Here we use am as the facet where 0 indicates cars with automatic transmission and 1 indicates cars with manual transmission. The plot shows that cars with manual transmission have higher number of gears as compared to cars with automatic transmission. Also, majority of cars with a higher number of cylinders (cyl) have automatic transmission. Other insights are similar to what we have observed in the previous plots.

Visualize six-dimensions (6-D)

To visualize data in six dimensions, we can add in an additional facet on the y-axis along with a facet on the x-axis, and color and size as aesthetics.

We represent transmission (am) as 0 (automatic) and 1 (manual) as a facet on the y-axis and number of carburetors (carb) as a facet on the x-axis besides the other dimensions represented using other aesthetics similar to our previous plots. An interesting insight from the above visualization is that cars with higher number of gears have manual transmission (am) and higher number of carburetors (carb). Do you notice any other interesting insights?

Can we go higher?

The pressing question is, can we go higher than six dimensions? Well, it definitely becomes more and more difficult to hack our way around the limitations of a two-dimensional rendering device to visualize more data dimensions.

This depicts Hans Rosling’s famous visualization of depicting global population, health and various economic indicators across all countries.
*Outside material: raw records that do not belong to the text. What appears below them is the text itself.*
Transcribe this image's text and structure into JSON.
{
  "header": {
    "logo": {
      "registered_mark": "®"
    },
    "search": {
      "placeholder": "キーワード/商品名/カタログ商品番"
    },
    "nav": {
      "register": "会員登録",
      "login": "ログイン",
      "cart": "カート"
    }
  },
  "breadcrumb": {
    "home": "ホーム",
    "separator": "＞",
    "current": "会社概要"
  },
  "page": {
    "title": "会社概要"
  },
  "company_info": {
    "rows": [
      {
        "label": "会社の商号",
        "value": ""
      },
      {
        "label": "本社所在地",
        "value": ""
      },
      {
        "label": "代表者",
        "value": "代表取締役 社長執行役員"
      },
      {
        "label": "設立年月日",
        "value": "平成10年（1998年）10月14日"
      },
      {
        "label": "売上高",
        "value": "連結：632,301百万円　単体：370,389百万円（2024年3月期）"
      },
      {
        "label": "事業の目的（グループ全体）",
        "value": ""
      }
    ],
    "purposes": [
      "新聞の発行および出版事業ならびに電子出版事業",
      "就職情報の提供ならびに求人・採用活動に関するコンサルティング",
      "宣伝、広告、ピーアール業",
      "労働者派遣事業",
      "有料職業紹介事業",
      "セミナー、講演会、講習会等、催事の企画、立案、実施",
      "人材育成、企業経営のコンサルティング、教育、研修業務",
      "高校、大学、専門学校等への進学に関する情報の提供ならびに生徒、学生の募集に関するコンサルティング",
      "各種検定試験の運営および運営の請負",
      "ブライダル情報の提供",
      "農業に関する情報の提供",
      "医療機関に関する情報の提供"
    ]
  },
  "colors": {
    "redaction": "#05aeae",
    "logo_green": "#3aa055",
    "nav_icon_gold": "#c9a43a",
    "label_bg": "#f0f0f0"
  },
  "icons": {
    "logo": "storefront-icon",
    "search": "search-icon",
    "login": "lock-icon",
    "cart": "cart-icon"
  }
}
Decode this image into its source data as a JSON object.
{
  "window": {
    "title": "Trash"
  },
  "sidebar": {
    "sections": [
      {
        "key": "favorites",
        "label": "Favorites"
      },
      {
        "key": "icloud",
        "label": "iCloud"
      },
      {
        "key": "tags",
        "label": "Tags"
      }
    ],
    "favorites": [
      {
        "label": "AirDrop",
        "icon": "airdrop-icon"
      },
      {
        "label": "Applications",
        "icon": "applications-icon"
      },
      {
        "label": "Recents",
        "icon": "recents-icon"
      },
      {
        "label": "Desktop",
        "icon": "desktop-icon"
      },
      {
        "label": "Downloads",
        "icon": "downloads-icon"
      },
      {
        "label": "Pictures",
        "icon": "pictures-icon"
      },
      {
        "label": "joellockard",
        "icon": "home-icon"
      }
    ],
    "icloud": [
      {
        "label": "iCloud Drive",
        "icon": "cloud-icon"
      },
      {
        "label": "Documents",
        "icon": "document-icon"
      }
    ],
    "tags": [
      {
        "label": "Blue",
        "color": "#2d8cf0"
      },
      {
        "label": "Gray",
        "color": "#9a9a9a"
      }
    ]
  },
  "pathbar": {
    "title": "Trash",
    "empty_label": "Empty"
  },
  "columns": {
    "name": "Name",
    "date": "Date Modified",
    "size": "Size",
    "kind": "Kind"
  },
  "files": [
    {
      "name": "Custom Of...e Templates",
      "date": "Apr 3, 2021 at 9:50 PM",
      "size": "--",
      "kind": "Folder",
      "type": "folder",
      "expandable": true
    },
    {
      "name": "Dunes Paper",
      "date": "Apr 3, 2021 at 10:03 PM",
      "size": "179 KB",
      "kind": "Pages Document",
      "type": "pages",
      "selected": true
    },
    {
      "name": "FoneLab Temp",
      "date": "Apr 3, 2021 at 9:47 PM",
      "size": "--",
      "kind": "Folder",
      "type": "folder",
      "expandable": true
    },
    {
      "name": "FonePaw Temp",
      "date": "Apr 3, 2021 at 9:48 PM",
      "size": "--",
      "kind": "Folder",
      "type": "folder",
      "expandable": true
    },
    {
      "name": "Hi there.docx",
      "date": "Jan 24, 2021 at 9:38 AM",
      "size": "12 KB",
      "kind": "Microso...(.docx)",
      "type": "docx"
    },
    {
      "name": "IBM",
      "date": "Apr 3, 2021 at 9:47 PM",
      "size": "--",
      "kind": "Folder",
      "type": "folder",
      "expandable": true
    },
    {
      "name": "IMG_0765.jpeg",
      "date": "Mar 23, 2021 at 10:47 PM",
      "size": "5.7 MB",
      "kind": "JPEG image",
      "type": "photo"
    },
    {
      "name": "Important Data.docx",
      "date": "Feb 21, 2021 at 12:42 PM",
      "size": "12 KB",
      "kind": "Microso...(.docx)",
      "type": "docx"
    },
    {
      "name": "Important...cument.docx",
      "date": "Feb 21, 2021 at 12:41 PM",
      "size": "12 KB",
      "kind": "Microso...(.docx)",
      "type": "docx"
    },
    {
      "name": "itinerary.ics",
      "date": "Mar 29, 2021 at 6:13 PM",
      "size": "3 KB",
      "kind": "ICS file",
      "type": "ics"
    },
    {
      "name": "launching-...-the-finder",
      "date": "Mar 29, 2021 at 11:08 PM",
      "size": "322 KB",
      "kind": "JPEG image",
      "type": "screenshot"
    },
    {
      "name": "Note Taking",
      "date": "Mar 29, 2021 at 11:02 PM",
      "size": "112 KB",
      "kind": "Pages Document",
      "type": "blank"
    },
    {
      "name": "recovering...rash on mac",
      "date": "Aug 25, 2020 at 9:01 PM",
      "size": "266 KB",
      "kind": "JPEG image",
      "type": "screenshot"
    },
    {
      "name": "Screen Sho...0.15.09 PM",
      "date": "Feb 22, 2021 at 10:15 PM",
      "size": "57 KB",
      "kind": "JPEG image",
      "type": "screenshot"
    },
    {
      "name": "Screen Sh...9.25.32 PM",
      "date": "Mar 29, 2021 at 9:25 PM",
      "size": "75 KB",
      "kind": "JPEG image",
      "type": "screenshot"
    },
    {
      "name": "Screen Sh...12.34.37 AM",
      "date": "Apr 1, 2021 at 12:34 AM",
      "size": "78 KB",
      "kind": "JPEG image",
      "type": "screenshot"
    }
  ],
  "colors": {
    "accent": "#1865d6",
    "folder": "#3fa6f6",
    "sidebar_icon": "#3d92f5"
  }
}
This was also presented in an official TED conference which I would recommend everyone to check out if they haven’t done it already!

This should give you a good perspective on how to leverage the layered grammar of graphics to visualize multi-dimensional data.

Conclusion

Like I have mentioned time and again, data visualization is an art as well as a science. This article should give you enough motivation and examples to get started with understanding and leveraging a layered grammar of graphics framework towards building effective visualizations of your own on multi-dimensional data.